Keberadaan suatu candi sering kali dikaitkan dengan prasasti yang dikeluarkan oleh seorang pejabat atau penguasa. Umumnya prasasti diterbitkan dalam rangka peresmian sebuah bangunan suci. Dulu di sekitar Yogyakarta pernah ditemukan Prasasti Kalasan yang bertarikh 778 Masehi. Isinya menyebutkan bahwa ‘maharaja telah mendirikan bangunan suci untuk dewi Tara. Untuk keperluan pemeliharaannya, maka desa Kalasa dijadikan perdikan (tanah yang dilindungi)’. Karena prasasti tersebut ditemukan di halaman candi, maka para pakar menyesuaikan ‘bangunan suci dewi Tara’ itu dengan Candi Kalasan.
Candi Kalasan, sebagaimana yang dikenal sekarang, terletak di desa Kalibening. Dengan alasan tradisi, oleh penduduk setempat bangunan tersebut juga dinamakan Candi Kalibening. Nah, jangan heran kalau Anda mendengar nama itu. Candi Kalibening identik dengan Candi Kalasan.

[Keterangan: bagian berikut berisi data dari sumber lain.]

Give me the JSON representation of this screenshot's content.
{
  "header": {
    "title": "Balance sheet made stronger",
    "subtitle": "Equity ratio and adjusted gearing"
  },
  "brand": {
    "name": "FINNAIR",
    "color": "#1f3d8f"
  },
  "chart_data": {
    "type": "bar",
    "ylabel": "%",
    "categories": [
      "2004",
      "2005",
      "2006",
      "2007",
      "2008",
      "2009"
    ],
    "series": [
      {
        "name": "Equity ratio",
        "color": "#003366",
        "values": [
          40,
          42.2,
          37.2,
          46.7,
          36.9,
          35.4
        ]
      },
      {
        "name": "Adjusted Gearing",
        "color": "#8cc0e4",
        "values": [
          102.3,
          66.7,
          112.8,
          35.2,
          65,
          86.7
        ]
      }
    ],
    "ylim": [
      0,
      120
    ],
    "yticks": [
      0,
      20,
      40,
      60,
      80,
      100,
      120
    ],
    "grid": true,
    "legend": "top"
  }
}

Cerita rakyat atau legenda, tidak dimungkiri, banyak mewarnai penamaan candi. Tentu Anda sudah familiar dengan legenda Bandung Bondowoso. Diceritakan bahwa pada suatu hari Raden Bandung Bondowoso berniat mengawini Puteri Loro Jonggrang, anak Prabu Ratuboko, seorang raja yang istananya terletak tidak jauh dari Prambanan.
Namun Loro Jonggrang mengajukan syarat bahwa terlebih dulu Bandung Bondowoso harus dapat membuatkan sebuah istana yang berisi seribu arca dalam waktu semalaman. Bandung Bondowoso pun bekerja keras. Menjelang pagi, hanya tersisa satu arca yang belum selesai.

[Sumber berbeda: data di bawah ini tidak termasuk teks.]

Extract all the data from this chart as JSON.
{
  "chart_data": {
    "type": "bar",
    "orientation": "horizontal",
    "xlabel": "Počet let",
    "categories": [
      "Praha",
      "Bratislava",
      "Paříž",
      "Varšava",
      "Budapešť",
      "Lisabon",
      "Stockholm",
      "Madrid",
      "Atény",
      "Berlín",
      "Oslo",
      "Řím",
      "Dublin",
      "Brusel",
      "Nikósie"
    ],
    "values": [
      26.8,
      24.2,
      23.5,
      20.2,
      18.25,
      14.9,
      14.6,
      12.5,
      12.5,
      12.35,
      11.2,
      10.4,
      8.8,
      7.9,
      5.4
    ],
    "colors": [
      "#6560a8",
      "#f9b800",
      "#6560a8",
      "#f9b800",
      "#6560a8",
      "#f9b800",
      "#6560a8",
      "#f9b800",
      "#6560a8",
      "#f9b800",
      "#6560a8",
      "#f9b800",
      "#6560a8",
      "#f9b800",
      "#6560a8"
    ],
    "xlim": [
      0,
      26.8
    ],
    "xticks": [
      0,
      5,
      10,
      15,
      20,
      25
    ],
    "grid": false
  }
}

Loro Jonggrang pun memperdaya Bandung Bondowoso dengan cara membuat ayam berkokok menandakan hari sudah pagi. Dengan kesal Bandung Bondowoso kemudian menenung Loro Jonggrang menjadi sebuah batu. Arca Loro Jonggrang itulah yang dianggap sebagai pelengkap arca yang kurang satu.
Sebenarnya, arca Loro Jonggrang yang menjadi ‘maskot’ Candi Prambanan sekarang, melukiskan Dewi Durga, isteri Dewa Siwa. Arca ini memiliki ukiran yang artistik sehingga menarik perhatian penduduk sekitar. Dari legenda ini muncul pula nama Candi Ratuboko, yang berlokasi beberapa kilometer dari Candi Prambanan.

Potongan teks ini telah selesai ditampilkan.